CHINA’s armed forces told a US Navy reconnaissance plane to “leave immediately” on six separates occasions today during a tense flight over the South China Sea. By Joshua Nevett / Published 10th August 2018

China warn US Navy for flying past South China Sea islands

The P-8A Poseidon jet was flying close to disputed territory over the South China Sea when the People’s Liberation Army (PLA) issued the series of alarming warnings.

Flying at an altitude of 16,500ft, the P-8A swooped within view of a number of artificial military islands constructed by the Chinese military in the hotly contested sea.

A CNN journalist was aboard the P-8A plane, dubbed the “submarine killer”, when it flew past four major artificial islands apparently stockpiled with military structures, buildings and aircraft.

As the Poseidon passed by the Subi Reef, Fiery Cross Reef, Johnson Reef and Mischief Reef, the PLA told the US Navy crew to withdraw from the area six times.

“US military aircraft, this is China … leave immediately and keep out to avoid any misunderstanding,” a representative of the PLA said.

On each occasion, the US Navy crew aboard the plane refused to obey their orders.

In response, the US Navy crew said: “I am a sovereign immune United States naval aircraft conducting lawful military activities beyond the national airspace of any coastal state.

“In exercising these rights as guaranteed by international law, I am operating with due regard for the rights and duties of all states.”

GETTY

ARTIFICIAL: A construction within the Fiery Cross Reef located in the South China Sea

“Leave immediately and keep out”

Chinese military

China and several neighbouring countries have been locked in a bitter and long-running dispute over who controls territories in the South China Sea, a region rich in natural resources.

Beijing has claims over most of the territories, but the Philippines, Vietnam, Malaysia, Brunei and Taiwan also claim they have a stake in the region.

Beijing claims the waters by right, despite a UN ruling in 2016 deciding the disputed region does not belong to China.

As a result, China has been claiming unoccupied land on reefs and shoals to build de-facto military outposts to intimidate rivals with competing claims.

“It was surprising to see airports in the middle of the ocean,” said Lt. Lauren Callen, who was leading the air combat crew aboard the Navy flight.

The Pentagon is weighing a more assertive programme of so-called freedom-of-navigation operations close to Chinese installations on disputed reefs to counter its expansion.

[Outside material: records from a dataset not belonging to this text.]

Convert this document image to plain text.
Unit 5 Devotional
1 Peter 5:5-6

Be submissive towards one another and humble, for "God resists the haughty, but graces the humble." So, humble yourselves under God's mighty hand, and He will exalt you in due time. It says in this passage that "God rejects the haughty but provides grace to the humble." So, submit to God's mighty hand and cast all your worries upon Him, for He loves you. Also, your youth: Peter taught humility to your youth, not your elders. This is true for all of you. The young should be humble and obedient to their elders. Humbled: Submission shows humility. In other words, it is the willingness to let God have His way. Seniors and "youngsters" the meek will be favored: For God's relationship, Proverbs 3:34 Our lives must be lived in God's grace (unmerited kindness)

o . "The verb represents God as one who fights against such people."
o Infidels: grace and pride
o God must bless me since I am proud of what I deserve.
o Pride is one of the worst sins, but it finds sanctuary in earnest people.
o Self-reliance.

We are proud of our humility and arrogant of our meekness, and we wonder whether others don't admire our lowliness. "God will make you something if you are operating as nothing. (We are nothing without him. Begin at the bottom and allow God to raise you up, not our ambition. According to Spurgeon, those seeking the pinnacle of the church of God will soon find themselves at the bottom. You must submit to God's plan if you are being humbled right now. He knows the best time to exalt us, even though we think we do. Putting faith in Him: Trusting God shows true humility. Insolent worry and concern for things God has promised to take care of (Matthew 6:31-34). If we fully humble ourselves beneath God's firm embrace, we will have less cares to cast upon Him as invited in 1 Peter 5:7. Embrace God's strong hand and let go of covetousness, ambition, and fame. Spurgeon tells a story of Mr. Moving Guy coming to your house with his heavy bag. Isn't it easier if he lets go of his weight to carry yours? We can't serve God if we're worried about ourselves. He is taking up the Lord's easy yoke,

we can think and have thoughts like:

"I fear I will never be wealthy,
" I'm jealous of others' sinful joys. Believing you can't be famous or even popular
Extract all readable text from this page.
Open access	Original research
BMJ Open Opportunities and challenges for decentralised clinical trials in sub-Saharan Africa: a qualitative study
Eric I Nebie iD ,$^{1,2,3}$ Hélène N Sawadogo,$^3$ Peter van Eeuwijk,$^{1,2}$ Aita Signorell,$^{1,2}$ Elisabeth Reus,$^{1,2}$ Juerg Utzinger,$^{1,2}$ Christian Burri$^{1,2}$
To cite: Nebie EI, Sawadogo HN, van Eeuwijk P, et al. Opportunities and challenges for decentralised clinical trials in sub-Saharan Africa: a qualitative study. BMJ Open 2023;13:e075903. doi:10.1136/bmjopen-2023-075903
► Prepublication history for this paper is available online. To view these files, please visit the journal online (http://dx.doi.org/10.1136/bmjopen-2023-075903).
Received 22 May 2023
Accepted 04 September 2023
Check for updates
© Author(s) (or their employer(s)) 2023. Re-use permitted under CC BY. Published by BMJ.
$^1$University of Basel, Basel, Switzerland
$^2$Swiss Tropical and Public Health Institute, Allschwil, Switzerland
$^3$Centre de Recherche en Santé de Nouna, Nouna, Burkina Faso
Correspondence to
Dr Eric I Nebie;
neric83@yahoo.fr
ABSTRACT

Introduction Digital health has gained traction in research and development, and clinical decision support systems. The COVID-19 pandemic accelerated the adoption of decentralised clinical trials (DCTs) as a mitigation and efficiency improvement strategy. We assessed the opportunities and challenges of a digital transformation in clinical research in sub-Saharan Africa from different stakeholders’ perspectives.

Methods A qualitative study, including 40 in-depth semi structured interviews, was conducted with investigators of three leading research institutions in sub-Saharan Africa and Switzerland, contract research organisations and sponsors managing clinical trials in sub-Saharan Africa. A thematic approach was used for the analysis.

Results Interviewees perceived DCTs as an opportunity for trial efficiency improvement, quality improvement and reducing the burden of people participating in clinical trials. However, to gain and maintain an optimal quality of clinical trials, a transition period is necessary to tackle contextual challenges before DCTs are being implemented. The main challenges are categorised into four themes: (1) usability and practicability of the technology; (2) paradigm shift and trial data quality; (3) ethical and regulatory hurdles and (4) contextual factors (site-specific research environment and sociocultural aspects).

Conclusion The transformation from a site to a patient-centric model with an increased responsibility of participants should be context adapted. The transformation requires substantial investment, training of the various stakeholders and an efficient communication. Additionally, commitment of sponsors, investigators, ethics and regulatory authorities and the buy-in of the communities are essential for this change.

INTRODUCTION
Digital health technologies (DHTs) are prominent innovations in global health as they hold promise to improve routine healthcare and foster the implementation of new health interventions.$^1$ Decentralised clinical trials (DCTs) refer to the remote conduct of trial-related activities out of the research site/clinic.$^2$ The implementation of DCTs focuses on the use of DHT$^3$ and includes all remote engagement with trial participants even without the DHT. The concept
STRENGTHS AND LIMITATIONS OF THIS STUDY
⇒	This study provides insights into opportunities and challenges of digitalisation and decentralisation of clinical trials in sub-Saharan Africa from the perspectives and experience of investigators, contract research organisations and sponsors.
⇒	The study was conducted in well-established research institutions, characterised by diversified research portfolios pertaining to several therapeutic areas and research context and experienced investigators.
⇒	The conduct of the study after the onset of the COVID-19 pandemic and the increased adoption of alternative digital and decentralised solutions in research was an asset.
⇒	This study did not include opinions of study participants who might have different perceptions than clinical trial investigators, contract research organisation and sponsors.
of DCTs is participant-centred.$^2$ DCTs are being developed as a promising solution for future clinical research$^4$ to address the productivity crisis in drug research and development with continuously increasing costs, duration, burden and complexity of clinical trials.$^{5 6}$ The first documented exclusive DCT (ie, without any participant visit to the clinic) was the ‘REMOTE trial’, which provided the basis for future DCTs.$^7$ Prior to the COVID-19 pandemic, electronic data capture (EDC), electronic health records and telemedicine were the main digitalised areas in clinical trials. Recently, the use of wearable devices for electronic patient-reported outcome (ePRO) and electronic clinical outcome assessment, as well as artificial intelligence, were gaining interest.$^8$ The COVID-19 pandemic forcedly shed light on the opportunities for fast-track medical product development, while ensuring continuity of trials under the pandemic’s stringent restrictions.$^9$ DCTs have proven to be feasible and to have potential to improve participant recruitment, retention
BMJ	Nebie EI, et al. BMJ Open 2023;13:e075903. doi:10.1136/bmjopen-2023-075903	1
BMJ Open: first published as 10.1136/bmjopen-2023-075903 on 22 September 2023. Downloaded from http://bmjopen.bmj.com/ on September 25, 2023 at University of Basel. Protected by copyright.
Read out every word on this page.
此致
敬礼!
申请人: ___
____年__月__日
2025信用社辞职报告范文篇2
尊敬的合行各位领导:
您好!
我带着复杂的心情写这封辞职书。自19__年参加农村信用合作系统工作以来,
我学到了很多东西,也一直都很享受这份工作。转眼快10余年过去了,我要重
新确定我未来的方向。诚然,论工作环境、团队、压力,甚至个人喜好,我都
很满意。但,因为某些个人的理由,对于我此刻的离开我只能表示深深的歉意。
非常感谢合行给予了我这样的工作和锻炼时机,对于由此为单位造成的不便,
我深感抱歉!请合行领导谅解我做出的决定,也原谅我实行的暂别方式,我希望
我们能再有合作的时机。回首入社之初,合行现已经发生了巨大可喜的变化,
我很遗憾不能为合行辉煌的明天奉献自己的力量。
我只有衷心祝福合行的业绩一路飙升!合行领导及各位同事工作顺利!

Chinese foreign ministry officials have claimed the US is “running amok” in the region.

Chinese Foreign Ministry spokeswoman Hua Chunying said: “By playing up the so-called China’s militarisation in the South China Sea, certain people in the US are staging a farce of a thief crying ‘stop thief’.

“It is self-evident to a keener eye that who is militarising the South China Sea.”

GETTY

CHINA: Beijing has been boosting its navy in the South China Sea

The incident comes after China tested a hypersonic aircraft that can carry “unstoppable” nuclear warheads at staggering speeds of 4,563 mph.

A team of scientists conducted the first successful flight of the Starry Sky-2 hypersonic aircraft at a secret location in northwest China on Friday last week.

A statement issued by the China Academy of Aerospace Aerodynamics (CAAA), which oversaw the testing process, said the flight was a “huge success” in a statement on Monday.